Le chercheur en informatique Edy Portmann se voit plus comme un sceptique que comme un expert. | Photo: Fabian Hugo / 13Photo

Rendez-vous est pris à Olten dans le buffet de gare «le plus célèbre de Suisse». Edy Portmann, l’œil pétillant et un petit sourire aux lèvres, n’attend pas l’arrivée de son thé vert pour nous projeter plus de 2000 ans en arrière: «Ce que je tente de faire avec mes recherches, c’est d’étendre le point de vue d’Aristote, lance-t-il. C’est le père de la logique, le grand-père de l’algèbre binaire de Boole qui a formalisé la logique formelle, et donc ainsi l’arrière-grand-père de l’informatique d’aujourd’hui.»
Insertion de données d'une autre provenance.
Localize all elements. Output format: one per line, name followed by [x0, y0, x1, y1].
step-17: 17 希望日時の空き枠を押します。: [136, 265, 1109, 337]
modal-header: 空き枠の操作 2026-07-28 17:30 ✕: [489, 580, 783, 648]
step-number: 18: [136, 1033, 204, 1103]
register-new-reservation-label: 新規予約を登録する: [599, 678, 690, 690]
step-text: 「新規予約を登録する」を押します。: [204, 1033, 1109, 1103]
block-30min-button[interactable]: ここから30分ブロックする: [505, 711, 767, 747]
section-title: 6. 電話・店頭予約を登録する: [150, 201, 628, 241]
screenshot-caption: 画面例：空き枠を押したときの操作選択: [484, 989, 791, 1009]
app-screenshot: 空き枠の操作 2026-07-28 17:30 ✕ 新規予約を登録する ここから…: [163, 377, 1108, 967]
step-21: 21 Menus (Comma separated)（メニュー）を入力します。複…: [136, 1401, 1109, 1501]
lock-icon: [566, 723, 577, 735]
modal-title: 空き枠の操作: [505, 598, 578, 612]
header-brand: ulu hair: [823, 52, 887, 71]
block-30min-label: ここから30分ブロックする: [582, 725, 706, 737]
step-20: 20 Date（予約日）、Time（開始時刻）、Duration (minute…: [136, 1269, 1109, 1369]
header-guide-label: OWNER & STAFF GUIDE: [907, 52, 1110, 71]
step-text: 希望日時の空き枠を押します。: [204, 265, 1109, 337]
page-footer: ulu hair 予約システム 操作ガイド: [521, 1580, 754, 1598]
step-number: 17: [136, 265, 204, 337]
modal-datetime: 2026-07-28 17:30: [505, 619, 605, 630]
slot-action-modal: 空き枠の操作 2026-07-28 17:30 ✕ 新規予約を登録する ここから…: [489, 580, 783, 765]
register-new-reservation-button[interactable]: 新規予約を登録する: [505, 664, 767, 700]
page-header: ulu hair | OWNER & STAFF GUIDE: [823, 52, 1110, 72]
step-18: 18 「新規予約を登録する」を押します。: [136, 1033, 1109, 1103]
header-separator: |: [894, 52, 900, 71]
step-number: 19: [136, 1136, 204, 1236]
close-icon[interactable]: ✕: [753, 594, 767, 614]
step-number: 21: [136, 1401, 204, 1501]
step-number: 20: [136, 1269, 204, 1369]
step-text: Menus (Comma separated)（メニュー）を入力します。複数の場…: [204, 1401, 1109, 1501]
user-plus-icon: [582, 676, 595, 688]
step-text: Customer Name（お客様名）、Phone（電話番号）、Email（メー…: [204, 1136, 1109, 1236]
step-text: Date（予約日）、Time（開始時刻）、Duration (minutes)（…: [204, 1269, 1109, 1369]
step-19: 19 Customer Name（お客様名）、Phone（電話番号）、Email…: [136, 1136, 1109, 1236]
Professeur d’informatique à l’Université de Fribourg, il dit considérer le numérique de manière positive, mais souligne aussitôt ses limites: «La logique binaire – zéro ou un, vrai ou faux – ne correspond pas du tout à la manière dont nous, humains, fonctionnons. Nous ne pensons pas en noir et blanc, mais en une infinité de tonalités de gris, ou même de couleurs.»

D’apprenti à professeur
Edy Portmann est professeur d’informatique à l’Université de Fribourg depuis 2017. Il y codirige l’Institut Human-IST, dédié à la collaboration entre humains et machine, et préside depuis 2021 FMsquare, une fondation qui promeut l’utilisation de la logique floue dans le secteur privé et public. Sa carrière académique l’a conduit à l’Université de Berne, à l’Université de Californie Berkeley et à la National University of Singapore. Après son apprentissage d’électricien et des études à la Haute Ecole de Lucerne en informatique de gestion, il a travaillé plusieurs années dans le privé – dans les secteurs des télécoms et de l’audit – avant de faire un master à l’Université de Bâle et un doctorat à Fribourg.
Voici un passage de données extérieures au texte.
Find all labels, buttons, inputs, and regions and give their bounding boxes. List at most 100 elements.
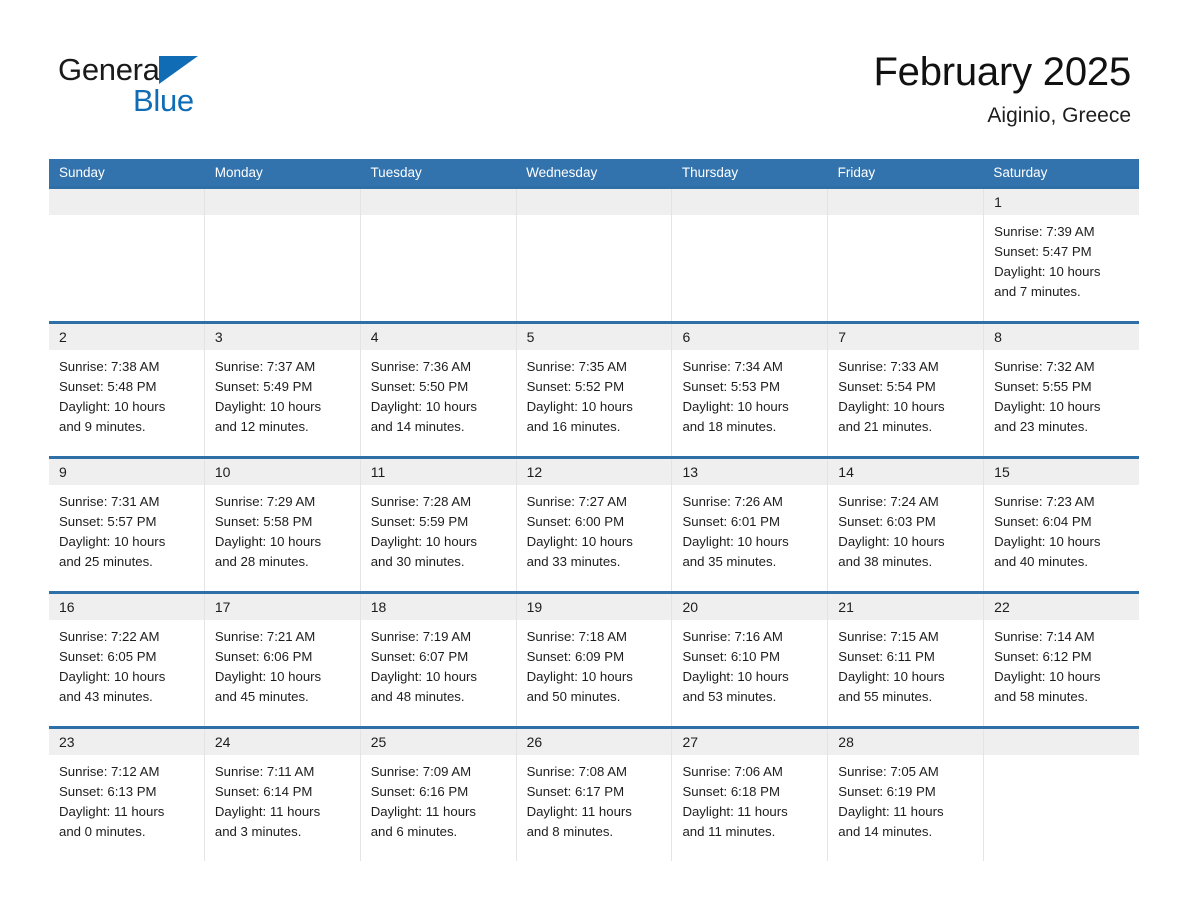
day-details: Sunrise: 7:05 AM Sunset: 6:19 PM Dayligh… [828,755,983,842]
day-cell[interactable]: 6 Sunrise: 7:34 AM Sunset: 5:53 PM Dayli… [672,324,829,456]
day-cell[interactable]: 27 Sunrise: 7:06 AM Sunset: 6:18 PM Dayl… [672,729,829,861]
day-cell[interactable]: 12 Sunrise: 7:27 AM Sunset: 6:00 PM Dayl… [516,459,673,591]
day-cell[interactable]: 18 Sunrise: 7:19 AM Sunset: 6:07 PM Dayl… [360,594,517,726]
day-cell [672,189,829,321]
day-cell[interactable]: 11 Sunrise: 7:28 AM Sunset: 5:59 PM Dayl… [360,459,517,591]
day-details: Sunrise: 7:27 AM Sunset: 6:00 PM Dayligh… [517,485,672,572]
day-number: 15 [984,459,1140,485]
daylight-text-line2: and 38 minutes. [838,554,933,569]
day-number: 27 [672,729,828,755]
weekday-header-monday: Monday [214,165,263,180]
daylight-text-line1: Daylight: 10 hours [370,669,478,684]
daylight-text-line2: and 55 minutes. [838,689,933,704]
day-cell[interactable]: 19 Sunrise: 7:18 AM Sunset: 6:09 PM Dayl… [516,594,673,726]
daylight-text-line1: Daylight: 10 hours [214,669,322,684]
weekday-header-friday: Friday [837,165,876,180]
weekday-header-thursday: Thursday [681,165,739,180]
sunrise-text: Sunrise: 7:35 AM [526,359,628,374]
day-cell[interactable]: 28 Sunrise: 7:05 AM Sunset: 6:19 PM Dayl… [828,729,985,861]
day-cell[interactable]: 15 Sunrise: 7:23 AM Sunset: 6:04 PM Dayl… [984,459,1140,591]
daylight-text-line1: Daylight: 10 hours [994,264,1101,279]
day-number [49,189,204,215]
day-number [984,729,1140,755]
day-number: 6 [672,324,828,350]
day-cell[interactable]: 23 Sunrise: 7:12 AM Sunset: 6:13 PM Dayl… [49,729,205,861]
weekday-header-sunday: Sunday [59,165,105,180]
day-cell[interactable]: 21 Sunrise: 7:15 AM Sunset: 6:11 PM Dayl… [828,594,985,726]
day-details: Sunrise: 7:24 AM Sunset: 6:03 PM Dayligh… [828,485,983,572]
day-number: 28 [828,729,984,755]
day-number: 19 [516,594,672,620]
daylight-text-line1: Daylight: 10 hours [370,534,478,549]
sunrise-text: Sunrise: 7:08 AM [526,764,628,779]
weekday-header-saturday: Saturday [993,165,1048,180]
day-cell[interactable]: 9 Sunrise: 7:31 AM Sunset: 5:57 PM Dayli… [49,459,205,591]
day-cell[interactable]: 16 Sunrise: 7:22 AM Sunset: 6:05 PM Dayl… [49,594,205,726]
logo-text-blue: Blue [133,83,194,118]
weekday-header-tuesday: Tuesday [370,165,422,180]
daylight-text-line2: and 0 minutes. [59,824,146,839]
sunset-text: Sunset: 5:48 PM [59,379,157,394]
sunrise-text: Sunrise: 7:27 AM [526,494,628,509]
sunset-text: Sunset: 5:47 PM [994,244,1092,259]
sunset-text: Sunset: 5:53 PM [682,379,780,394]
daylight-text-line1: Daylight: 11 hours [526,804,632,819]
sunrise-text: Sunrise: 7:29 AM [214,494,316,509]
day-cell[interactable]: 4 Sunrise: 7:36 AM Sunset: 5:50 PM Dayli… [360,324,517,456]
day-cell[interactable]: 22 Sunrise: 7:14 AM Sunset: 6:12 PM Dayl… [984,594,1140,726]
day-details: Sunrise: 7:22 AM Sunset: 6:05 PM Dayligh… [49,620,204,707]
day-cell[interactable]: 10 Sunrise: 7:29 AM Sunset: 5:58 PM Dayl… [204,459,361,591]
day-cell[interactable]: 5 Sunrise: 7:35 AM Sunset: 5:52 PM Dayli… [516,324,673,456]
daylight-text-line2: and 53 minutes. [682,689,777,704]
daylight-text-line2: and 23 minutes. [994,419,1088,434]
daylight-text-line2: and 58 minutes. [994,689,1088,704]
day-cell[interactable]: 25 Sunrise: 7:09 AM Sunset: 6:16 PM Dayl… [360,729,517,861]
daylight-text-line1: Daylight: 10 hours [838,399,945,414]
daylight-text-line2: and 3 minutes. [214,824,302,839]
day-number: 25 [360,729,516,755]
sunset-text: Sunset: 6:14 PM [214,784,313,799]
day-cell[interactable]: 1 Sunrise: 7:39 AM Sunset: 5:47 PM Dayli… [984,189,1140,321]
day-cell[interactable]: 2 Sunrise: 7:38 AM Sunset: 5:48 PM Dayli… [49,324,205,456]
sunrise-text: Sunrise: 7:26 AM [682,494,783,509]
daylight-text-line2: and 50 minutes. [526,689,621,704]
daylight-text-line1: Daylight: 10 hours [526,669,633,684]
day-cell[interactable]: 26 Sunrise: 7:08 AM Sunset: 6:17 PM Dayl… [516,729,673,861]
day-details: Sunrise: 7:26 AM Sunset: 6:01 PM Dayligh… [672,485,827,572]
sunset-text: Sunset: 6:00 PM [526,514,625,529]
page-subtitle: Aiginio, Greece [987,104,1131,127]
day-cell[interactable]: 7 Sunrise: 7:33 AM Sunset: 5:54 PM Dayli… [828,324,985,456]
day-cell [204,189,361,321]
sunrise-text: Sunrise: 7:38 AM [59,359,160,374]
day-details: Sunrise: 7:34 AM Sunset: 5:53 PM Dayligh… [672,350,827,437]
day-cell[interactable]: 13 Sunrise: 7:26 AM Sunset: 6:01 PM Dayl… [672,459,829,591]
daylight-text-line2: and 18 minutes. [682,419,777,434]
day-details [672,215,827,222]
day-cell[interactable]: 3 Sunrise: 7:37 AM Sunset: 5:49 PM Dayli… [204,324,361,456]
sunset-text: Sunset: 6:05 PM [59,649,157,664]
sunset-text: Sunset: 6:07 PM [370,649,469,664]
day-number: 14 [828,459,984,485]
day-number: 22 [984,594,1140,620]
day-cell[interactable]: 17 Sunrise: 7:21 AM Sunset: 6:06 PM Dayl… [204,594,361,726]
day-cell[interactable]: 14 Sunrise: 7:24 AM Sunset: 6:03 PM Dayl… [828,459,985,591]
day-cell[interactable]: 20 Sunrise: 7:16 AM Sunset: 6:10 PM Dayl… [672,594,829,726]
sunset-text: Sunset: 5:59 PM [370,514,469,529]
general-blue-logo[interactable]: General Blue [58,52,288,122]
day-details [361,215,516,222]
day-cell[interactable]: 8 Sunrise: 7:32 AM Sunset: 5:55 PM Dayli… [984,324,1140,456]
daylight-text-line2: and 7 minutes. [994,284,1081,299]
daylight-text-line2: and 45 minutes. [214,689,309,704]
daylight-text-line1: Daylight: 11 hours [59,804,165,819]
sunrise-text: Sunrise: 7:12 AM [59,764,160,779]
day-number [828,189,984,215]
daylight-text-line2: and 6 minutes. [370,824,458,839]
day-number: 13 [672,459,828,485]
day-cell[interactable]: 24 Sunrise: 7:11 AM Sunset: 6:14 PM Dayl… [204,729,361,861]
sunrise-text: Sunrise: 7:39 AM [994,224,1095,239]
sunset-text: Sunset: 6:17 PM [526,784,625,799]
sunset-text: Sunset: 6:09 PM [526,649,625,664]
week-row: 9 Sunrise: 7:31 AM Sunset: 5:57 PM Dayli… [49,456,1140,591]
sunrise-text: Sunrise: 7:31 AM [59,494,160,509]
day-details: Sunrise: 7:31 AM Sunset: 5:57 PM Dayligh… [49,485,204,572]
Le chercheur de 47 ans explore des manières d’intégrer dans le numérique la subjectivité et l’ambiguïté caractéristiques de l’être humain. Il est ainsi devenu un «évangéliste de la logique floue», une approche informatique qui crée un pont entre la précision chiffrée des machines et la manière qualitative dont nous exprimons nos sentiments et nos réflexions. La fuzzy logic refuse la dichotomie vrai-faux à la base de la logique binaire et utilise au contraire un continuum de valeurs entre ces deux extrêmes, de manière à pouvoir traiter des déclarations partiellement vraies.
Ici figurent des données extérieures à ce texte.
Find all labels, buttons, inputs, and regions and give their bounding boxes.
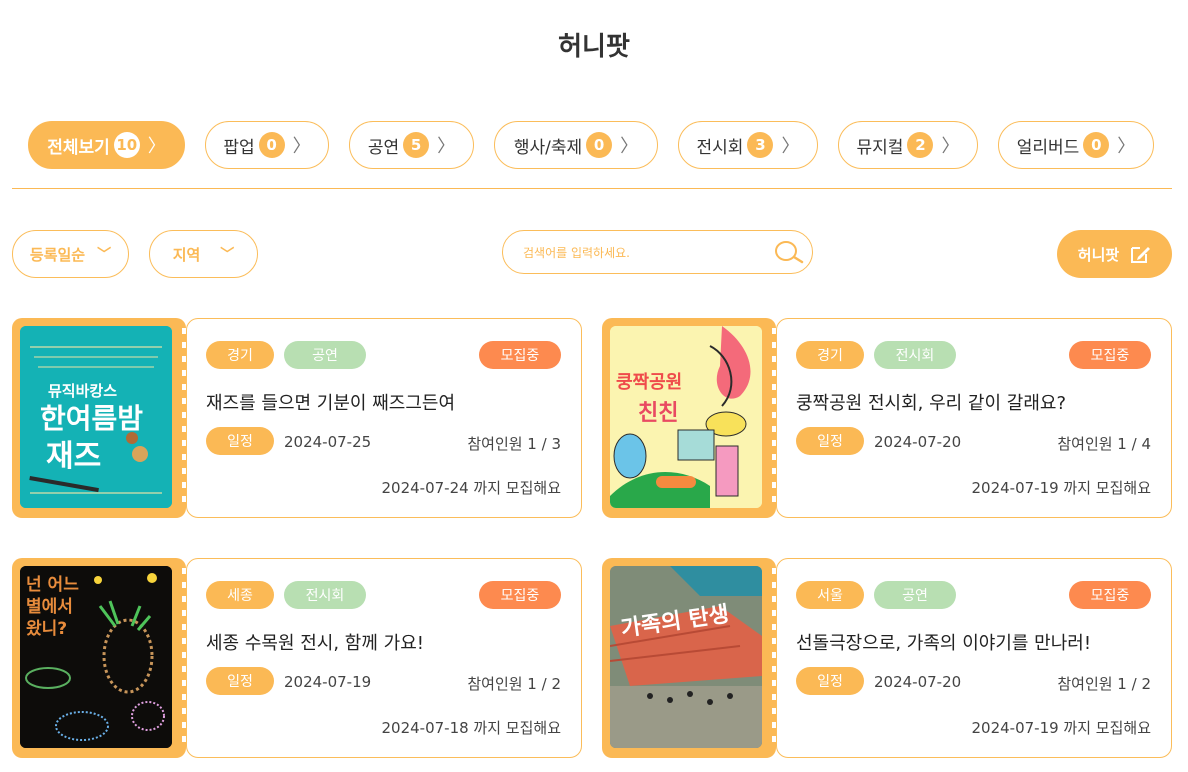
tab-label: 공연 — [367, 137, 400, 158]
chevron-right-icon: 〉 — [437, 136, 456, 157]
chevron-right-icon: 〉 — [781, 136, 800, 157]
category-tabs: 전체보기 10 〉 팝업 0 〉 공연 5 〉 행사/축제 0 〉 전시회 3 … — [28, 121, 1154, 169]
poster-image: 쿵짝공원 친친 — [610, 326, 762, 508]
participants: 참여인원 1 / 4 — [1057, 435, 1151, 453]
chevron-right-icon: 〉 — [941, 136, 960, 157]
count-badge: 5 — [403, 132, 430, 158]
tab-all[interactable]: 전체보기 10 〉 — [28, 121, 185, 169]
chevron-right-icon: 〉 — [1117, 136, 1136, 157]
region-label: 지역 — [172, 245, 201, 264]
search-icon[interactable] — [774, 239, 804, 265]
svg-text:별에서: 별에서 — [26, 597, 73, 617]
chevron-right-icon: 〉 — [620, 136, 639, 157]
poster-frame: 가족의 탄생 — [602, 558, 780, 758]
count-badge: 3 — [747, 132, 774, 158]
event-date: 2024-07-25 — [284, 433, 372, 451]
card-title[interactable]: 선돌극장으로, 가족의 이야기를 만나러! — [796, 629, 1091, 655]
deadline: 2024-07-24 까지 모집해요 — [381, 479, 561, 497]
svg-text:한여름밤: 한여름밤 — [40, 402, 143, 435]
count-badge: 10 — [113, 132, 140, 158]
tab-performance[interactable]: 공연 5 〉 — [349, 121, 474, 169]
card-title[interactable]: 쿵짝공원 전시회, 우리 같이 갈래요? — [796, 389, 1066, 415]
poster-image: 넌 어느 별에서 왔니? — [20, 566, 172, 748]
chevron-down-icon: ﹀ — [97, 247, 112, 263]
card-title[interactable]: 세종 수목원 전시, 함께 가요! — [206, 629, 424, 655]
tab-label: 행사/축제 — [513, 137, 583, 158]
edit-icon — [1131, 247, 1151, 263]
deadline: 2024-07-18 까지 모집해요 — [381, 719, 561, 737]
deadline: 2024-07-19 까지 모집해요 — [971, 479, 1151, 497]
region-dropdown[interactable]: 지역 ﹀ — [149, 230, 258, 278]
poster-frame: 쿵짝공원 친친 — [602, 318, 780, 518]
card-info: 서울 공연 모집중 선돌극장으로, 가족의 이야기를 만나러! 일정 2024-… — [776, 558, 1172, 758]
svg-text:넌 어느: 넌 어느 — [26, 575, 79, 595]
tab-label: 전체보기 — [47, 137, 110, 158]
tab-early-bird[interactable]: 얼리버드 0 〉 — [998, 121, 1154, 169]
type-badge: 전시회 — [284, 581, 366, 609]
type-badge: 공연 — [874, 581, 956, 609]
search-placeholder: 검색어를 입력하세요. — [523, 245, 630, 260]
event-date: 2024-07-20 — [874, 433, 962, 451]
page-title: 허니팟 — [558, 32, 630, 62]
card-info: 경기 공연 모집중 재즈를 들으면 기분이 째즈그든여 일정 2024-07-2… — [186, 318, 582, 518]
poster-frame: 넌 어느 별에서 왔니? — [12, 558, 190, 758]
status-badge: 모집중 — [1069, 341, 1151, 369]
svg-text:쿵짝공원: 쿵짝공원 — [616, 372, 682, 393]
svg-text:뮤직바캉스: 뮤직바캉스 — [48, 382, 117, 400]
participants: 참여인원 1 / 2 — [1057, 675, 1151, 693]
divider — [12, 188, 1172, 189]
count-badge: 0 — [586, 132, 613, 158]
card-info: 경기 전시회 모집중 쿵짝공원 전시회, 우리 같이 갈래요? 일정 2024-… — [776, 318, 1172, 518]
sort-label: 등록일순 — [29, 245, 86, 264]
event-date: 2024-07-19 — [284, 673, 372, 691]
type-badge: 전시회 — [874, 341, 956, 369]
chevron-right-icon: 〉 — [147, 136, 166, 157]
count-badge: 0 — [1083, 132, 1110, 158]
schedule-badge: 일정 — [796, 427, 864, 455]
tab-label: 얼리버드 — [1016, 137, 1080, 158]
tab-event-festival[interactable]: 행사/축제 0 〉 — [494, 121, 658, 169]
chevron-right-icon: 〉 — [292, 136, 311, 157]
card-info: 세종 전시회 모집중 세종 수목원 전시, 함께 가요! 일정 2024-07-… — [186, 558, 582, 758]
type-badge: 공연 — [284, 341, 366, 369]
region-badge: 경기 — [206, 341, 274, 369]
participants: 참여인원 1 / 2 — [467, 675, 561, 693]
region-badge: 서울 — [796, 581, 864, 609]
schedule-badge: 일정 — [206, 667, 274, 695]
participants: 참여인원 1 / 3 — [467, 435, 561, 453]
write-button-label: 허니팟 — [1077, 245, 1120, 264]
poster-image: 뮤직바캉스 한여름밤 재즈 — [20, 326, 172, 508]
event-date: 2024-07-20 — [874, 673, 962, 691]
deadline: 2024-07-19 까지 모집해요 — [971, 719, 1151, 737]
tab-label: 뮤지컬 — [856, 137, 904, 158]
status-badge: 모집중 — [479, 581, 561, 609]
post-card[interactable]: 쿵짝공원 친친 경기 전시회 모집중 쿵짝공원 전시회, 우리 같이 갈래요? … — [602, 318, 1172, 518]
write-post-button[interactable]: 허니팟 — [1057, 230, 1172, 278]
post-card[interactable]: 가족의 탄생 서울 공연 모집중 선돌극장으로, 가족의 이야기를 만나러! 일… — [602, 558, 1172, 758]
svg-text:친친: 친친 — [638, 401, 678, 426]
tab-popup[interactable]: 팝업 0 〉 — [205, 121, 329, 169]
tab-musical[interactable]: 뮤지컬 2 〉 — [838, 121, 978, 169]
status-badge: 모집중 — [1069, 581, 1151, 609]
region-badge: 경기 — [796, 341, 864, 369]
region-badge: 세종 — [206, 581, 274, 609]
card-title[interactable]: 재즈를 들으면 기분이 째즈그든여 — [206, 389, 455, 415]
search-input[interactable]: 검색어를 입력하세요. — [502, 230, 813, 274]
svg-text:왔니?: 왔니? — [26, 619, 67, 639]
poster-image: 가족의 탄생 — [610, 566, 762, 748]
post-card[interactable]: 뮤직바캉스 한여름밤 재즈 경기 공연 모집중 재즈를 들으면 기분이 째즈그든… — [12, 318, 582, 518]
tab-label: 전시회 — [696, 137, 744, 158]
poster-frame: 뮤직바캉스 한여름밤 재즈 — [12, 318, 190, 518]
post-card[interactable]: 넌 어느 별에서 왔니? 세종 전시회 모집중 세종 수목원 전시, 함께 가요… — [12, 558, 582, 758]
chevron-down-icon: ﹀ — [220, 247, 235, 263]
count-badge: 0 — [258, 132, 285, 158]
svg-text:재즈: 재즈 — [46, 439, 101, 474]
schedule-badge: 일정 — [206, 427, 274, 455]
sort-dropdown[interactable]: 등록일순 ﹀ — [12, 230, 129, 278]
tab-label: 팝업 — [223, 137, 255, 158]
count-badge: 2 — [907, 132, 934, 158]
tab-exhibition[interactable]: 전시회 3 〉 — [678, 121, 818, 169]
status-badge: 모집중 — [479, 341, 561, 369]
schedule-badge: 일정 — [796, 667, 864, 695]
Subjectivité pour les algorithmes 

Cette approche inclut de manière naturelle les inévitables incertitudes du monde réel, mais dépasse le fait d’assigner une simple probabilité qu’une chose soit vraie ou pas. «Pour un thermostat, la température d’une pièce est un chiffre, comme 19,3 degrés, explique le chercheur. Mais pour un humain, elle est avant tout une sensation subjective: elle est agréable ou trop froide. Avec la logique floue, on peut attribuer à un nombre un degré d’appartenance aux catégories définies par des humains. Une température de 19,3 degrés appartiendrait par exemple à 60% à la catégorie ‘agréable’, 20% à ‘un peu frais’, 5% à ‘un peu chaud’, et ainsi de suite.» Cette méthode permet d’intégrer dans un algorithme les impressions subjectives des gens ainsi que leur variabilité.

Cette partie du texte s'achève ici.